Objective: We conducted a cluster-randomized, cross-over study to compare the efficacy of plain soap and water, used ubiquitously across sub-Saharan Africa for surgical hand preparation, to alcohol-based handrub for surgical hand preparation in a rural hospital in
Methods: 3317 adult patients undergoing clean and clean-contaminated surgery were included in the study. Follow-up data 30 days post-discharge were available for 3133 (94%) patients. The main outcome measure was SSI rates. Multivariable modelling was performed by stepwise logistic regression analysis. To account for clustering effects, we used robust estimates of variance by considering each study period as a cluster (generalized estimating equation).

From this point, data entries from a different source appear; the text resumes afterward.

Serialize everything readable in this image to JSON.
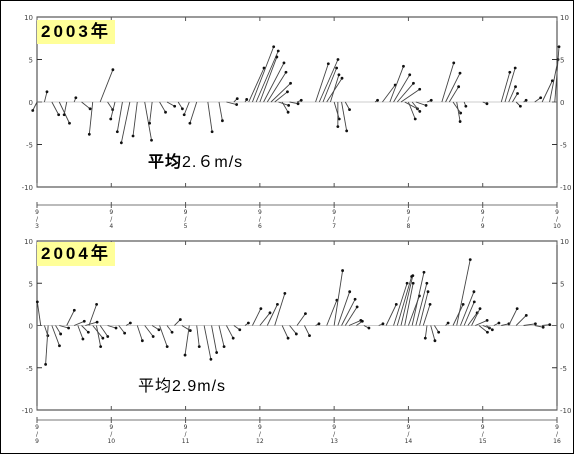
{
  "chart_data": [
    {
      "type": "stick-vector",
      "title": "2003年",
      "mean_prefix": "平均",
      "mean_value": "2.６m/s",
      "mean_prefix_bold": true,
      "ylim": [
        -10,
        10
      ],
      "yticks": [
        "10",
        "5",
        "0",
        "-5",
        "-10"
      ],
      "grid": false,
      "xtick_labels": [
        {
          "top": "9",
          "mid": "/",
          "bot": "3"
        },
        {
          "top": "9",
          "mid": "/",
          "bot": "4"
        },
        {
          "top": "9",
          "mid": "/",
          "bot": "5"
        },
        {
          "top": "9",
          "mid": "/",
          "bot": "6"
        },
        {
          "top": "9",
          "mid": "/",
          "bot": "7"
        },
        {
          "top": "9",
          "mid": "/",
          "bot": "8"
        },
        {
          "top": "9",
          "mid": "/",
          "bot": "9"
        },
        {
          "top": "9",
          "mid": "/",
          "bot": "10"
        }
      ],
      "vectors": [
        [
          3.0,
          -0.5,
          -1.0
        ],
        [
          3.1,
          0.3,
          1.2
        ],
        [
          3.2,
          0.8,
          -1.5
        ],
        [
          3.3,
          1.2,
          -2.5
        ],
        [
          3.4,
          -0.3,
          -1.5
        ],
        [
          3.5,
          0.2,
          0.5
        ],
        [
          3.6,
          1.0,
          -0.8
        ],
        [
          3.75,
          -0.4,
          -3.8
        ],
        [
          3.85,
          1.5,
          3.8
        ],
        [
          3.95,
          0.6,
          -0.9
        ],
        [
          4.05,
          -0.5,
          -2.0
        ],
        [
          4.15,
          -0.6,
          -3.5
        ],
        [
          4.25,
          -1.0,
          -4.8
        ],
        [
          4.35,
          -0.5,
          -4.0
        ],
        [
          4.45,
          0.8,
          -4.5
        ],
        [
          4.55,
          -0.3,
          -2.5
        ],
        [
          4.65,
          0.7,
          -1.2
        ],
        [
          4.75,
          0.9,
          -0.5
        ],
        [
          4.9,
          0.5,
          -0.8
        ],
        [
          5.05,
          -0.6,
          -1.5
        ],
        [
          5.15,
          -0.8,
          -2.5
        ],
        [
          5.3,
          0.5,
          -3.5
        ],
        [
          5.45,
          0.4,
          -2.2
        ],
        [
          5.55,
          1.2,
          -0.3
        ],
        [
          5.65,
          0.4,
          0.4
        ],
        [
          5.8,
          0.2,
          0.3
        ],
        [
          5.85,
          1.8,
          4.0
        ],
        [
          5.9,
          2.5,
          6.5
        ],
        [
          5.95,
          2.6,
          6.0
        ],
        [
          6.0,
          2.0,
          5.3
        ],
        [
          6.05,
          2.4,
          4.6
        ],
        [
          6.1,
          2.2,
          3.5
        ],
        [
          6.15,
          2.3,
          2.2
        ],
        [
          6.2,
          1.5,
          1.2
        ],
        [
          6.25,
          1.2,
          -0.4
        ],
        [
          6.3,
          0.7,
          -1.2
        ],
        [
          6.4,
          1.0,
          -0.2
        ],
        [
          6.5,
          0.5,
          0.2
        ],
        [
          6.75,
          1.5,
          4.5
        ],
        [
          6.8,
          2.2,
          5.0
        ],
        [
          6.85,
          1.6,
          4.0
        ],
        [
          6.9,
          1.8,
          2.8
        ],
        [
          6.95,
          1.0,
          3.2
        ],
        [
          7.0,
          0.6,
          -2.0
        ],
        [
          7.05,
          0.0,
          -2.9
        ],
        [
          7.1,
          0.6,
          -3.4
        ],
        [
          7.15,
          0.5,
          -0.9
        ],
        [
          7.55,
          0.3,
          0.2
        ],
        [
          7.65,
          1.5,
          2.0
        ],
        [
          7.75,
          1.6,
          4.2
        ],
        [
          7.8,
          1.9,
          3.2
        ],
        [
          7.85,
          1.9,
          2.2
        ],
        [
          7.9,
          2.2,
          1.5
        ],
        [
          7.95,
          1.5,
          -0.8
        ],
        [
          8.0,
          0.8,
          -2.0
        ],
        [
          8.05,
          0.9,
          -1.1
        ],
        [
          8.1,
          1.2,
          -0.4
        ],
        [
          8.25,
          0.5,
          0.2
        ],
        [
          8.45,
          1.4,
          4.6
        ],
        [
          8.5,
          1.7,
          3.4
        ],
        [
          8.55,
          1.1,
          1.8
        ],
        [
          8.6,
          0.9,
          -1.3
        ],
        [
          8.65,
          0.4,
          -2.3
        ],
        [
          8.75,
          0.2,
          -0.5
        ],
        [
          9.0,
          0.5,
          -0.2
        ],
        [
          9.25,
          1.0,
          3.5
        ],
        [
          9.3,
          1.2,
          4.0
        ],
        [
          9.35,
          0.8,
          1.8
        ],
        [
          9.4,
          0.6,
          1.0
        ],
        [
          9.45,
          0.5,
          -0.5
        ],
        [
          9.55,
          0.3,
          0.2
        ],
        [
          9.7,
          0.7,
          0.5
        ],
        [
          9.8,
          1.2,
          2.5
        ],
        [
          9.9,
          1.0,
          5.0
        ],
        [
          9.97,
          0.5,
          6.5
        ]
      ]
    },
    {
      "type": "stick-vector",
      "title": "2004年",
      "mean_prefix": "平均",
      "mean_value": "2.9m/s",
      "mean_prefix_bold": false,
      "ylim": [
        -10,
        10
      ],
      "yticks": [
        "10",
        "5",
        "0",
        "-5",
        "-10"
      ],
      "grid": false,
      "xtick_labels": [
        {
          "top": "9",
          "mid": "/",
          "bot": "9"
        },
        {
          "top": "9",
          "mid": "/",
          "bot": "10"
        },
        {
          "top": "9",
          "mid": "/",
          "bot": "11"
        },
        {
          "top": "9",
          "mid": "/",
          "bot": "12"
        },
        {
          "top": "9",
          "mid": "/",
          "bot": "13"
        },
        {
          "top": "9",
          "mid": "/",
          "bot": "14"
        },
        {
          "top": "9",
          "mid": "/",
          "bot": "15"
        },
        {
          "top": "9",
          "mid": "/",
          "bot": "16"
        }
      ],
      "vectors": [
        [
          9.05,
          -0.4,
          2.8
        ],
        [
          9.1,
          0.4,
          -1.2
        ],
        [
          9.15,
          -0.3,
          -4.6
        ],
        [
          9.2,
          0.9,
          -2.4
        ],
        [
          9.25,
          0.6,
          -1.0
        ],
        [
          9.3,
          1.1,
          -0.3
        ],
        [
          9.4,
          0.9,
          1.8
        ],
        [
          9.5,
          1.2,
          0.5
        ],
        [
          9.55,
          0.6,
          -1.6
        ],
        [
          9.6,
          0.8,
          -0.8
        ],
        [
          9.65,
          1.4,
          0.4
        ],
        [
          9.7,
          0.9,
          2.5
        ],
        [
          9.75,
          1.2,
          -1.5
        ],
        [
          9.8,
          0.5,
          -2.5
        ],
        [
          9.85,
          0.9,
          -1.3
        ],
        [
          9.95,
          1.0,
          -0.3
        ],
        [
          10.1,
          0.7,
          -0.9
        ],
        [
          10.2,
          0.5,
          0.3
        ],
        [
          10.35,
          0.6,
          -1.8
        ],
        [
          10.45,
          1.0,
          -1.3
        ],
        [
          10.55,
          0.8,
          -0.5
        ],
        [
          10.65,
          0.9,
          -2.5
        ],
        [
          10.75,
          0.6,
          -0.8
        ],
        [
          10.85,
          0.7,
          0.7
        ],
        [
          10.95,
          1.0,
          -0.6
        ],
        [
          11.05,
          -0.5,
          -3.5
        ],
        [
          11.15,
          0.3,
          -2.5
        ],
        [
          11.25,
          0.8,
          -4.0
        ],
        [
          11.35,
          0.6,
          -3.2
        ],
        [
          11.45,
          0.6,
          -2.5
        ],
        [
          11.55,
          0.8,
          -1.5
        ],
        [
          11.65,
          0.7,
          -0.5
        ],
        [
          11.8,
          0.4,
          0.3
        ],
        [
          11.9,
          1.0,
          2.0
        ],
        [
          12.0,
          1.2,
          1.5
        ],
        [
          12.1,
          1.2,
          2.5
        ],
        [
          12.2,
          1.2,
          3.8
        ],
        [
          12.3,
          0.7,
          -1.5
        ],
        [
          12.4,
          0.8,
          -1.0
        ],
        [
          12.5,
          1.0,
          1.4
        ],
        [
          12.6,
          0.6,
          -1.2
        ],
        [
          12.75,
          0.4,
          0.2
        ],
        [
          12.9,
          1.2,
          3.0
        ],
        [
          13.0,
          1.0,
          6.5
        ],
        [
          13.05,
          1.4,
          4.0
        ],
        [
          13.1,
          1.6,
          3.1
        ],
        [
          13.15,
          1.4,
          2.2
        ],
        [
          13.2,
          1.4,
          0.6
        ],
        [
          13.3,
          0.7,
          0.5
        ],
        [
          13.4,
          0.6,
          -0.3
        ],
        [
          13.6,
          0.5,
          0.2
        ],
        [
          13.7,
          1.2,
          2.5
        ],
        [
          13.8,
          1.6,
          5.0
        ],
        [
          13.85,
          1.7,
          5.8
        ],
        [
          13.9,
          1.4,
          5.9
        ],
        [
          13.95,
          1.0,
          5.0
        ],
        [
          14.0,
          1.3,
          3.5
        ],
        [
          14.05,
          1.4,
          6.3
        ],
        [
          14.1,
          1.3,
          5.0
        ],
        [
          14.15,
          1.0,
          4.0
        ],
        [
          14.2,
          0.8,
          2.5
        ],
        [
          14.25,
          -0.2,
          -1.5
        ],
        [
          14.3,
          0.5,
          -1.8
        ],
        [
          14.35,
          0.5,
          -0.8
        ],
        [
          14.5,
          0.3,
          0.3
        ],
        [
          14.6,
          1.2,
          2.5
        ],
        [
          14.65,
          1.6,
          7.8
        ],
        [
          14.7,
          1.6,
          4.0
        ],
        [
          14.75,
          1.2,
          2.8
        ],
        [
          14.8,
          1.1,
          1.5
        ],
        [
          14.85,
          1.0,
          2.0
        ],
        [
          14.9,
          1.4,
          0.6
        ],
        [
          14.95,
          1.0,
          -0.8
        ],
        [
          15.0,
          0.8,
          -0.3
        ],
        [
          15.05,
          0.7,
          -0.5
        ],
        [
          15.15,
          0.6,
          0.3
        ],
        [
          15.25,
          0.9,
          0.2
        ],
        [
          15.35,
          1.0,
          2.0
        ],
        [
          15.45,
          1.2,
          1.2
        ],
        [
          15.55,
          1.4,
          0.2
        ],
        [
          15.7,
          1.0,
          -0.2
        ],
        [
          15.8,
          0.9,
          0.1
        ]
      ]
    }
  ]
}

Results: A total of 255 (8.1%) patients developed SSI (75% superficial, 23% deep, 2% organ-space infections). The median interval to SSI diagnosis was 15 days (interquartile range, 9 – 23). Rates for the two study arms were similar (8.3% for alcohol-based handrub versus 8.0% for plain soap and water; odds ratio, 1.03; 95% CI, 0.80 - 1.33). After adjustment for imbalances between study arms (type of anesthesia, surgical specialty, ASA class, operating room assignment, perioperative prophylaxis) and clustering effects, the main outcome measure remained unchanged (adjusted OR, 1.07; 95% CI, 0.81 - 1.41). Duration of surgery and wound contamination class independently predicted SSI. The cost difference between plain soap and water and alcohol-based handrub was small (Euros 4.60 per week for alcohol-based handrub, compared to Euros 3.30 for soap and water).
Conclusions: There was no statistically or clinically significant difference in SSI rates between the two study arms, suggesting that other more important factors may contribute to SSI occurrence in this setting. Nevertheless, the study demonstrates the feasibility and affordability of surgical hand preparation using alcohol-based handrub in settings where the lack of a clean or continuous water supply is a potential threat for safe surgery.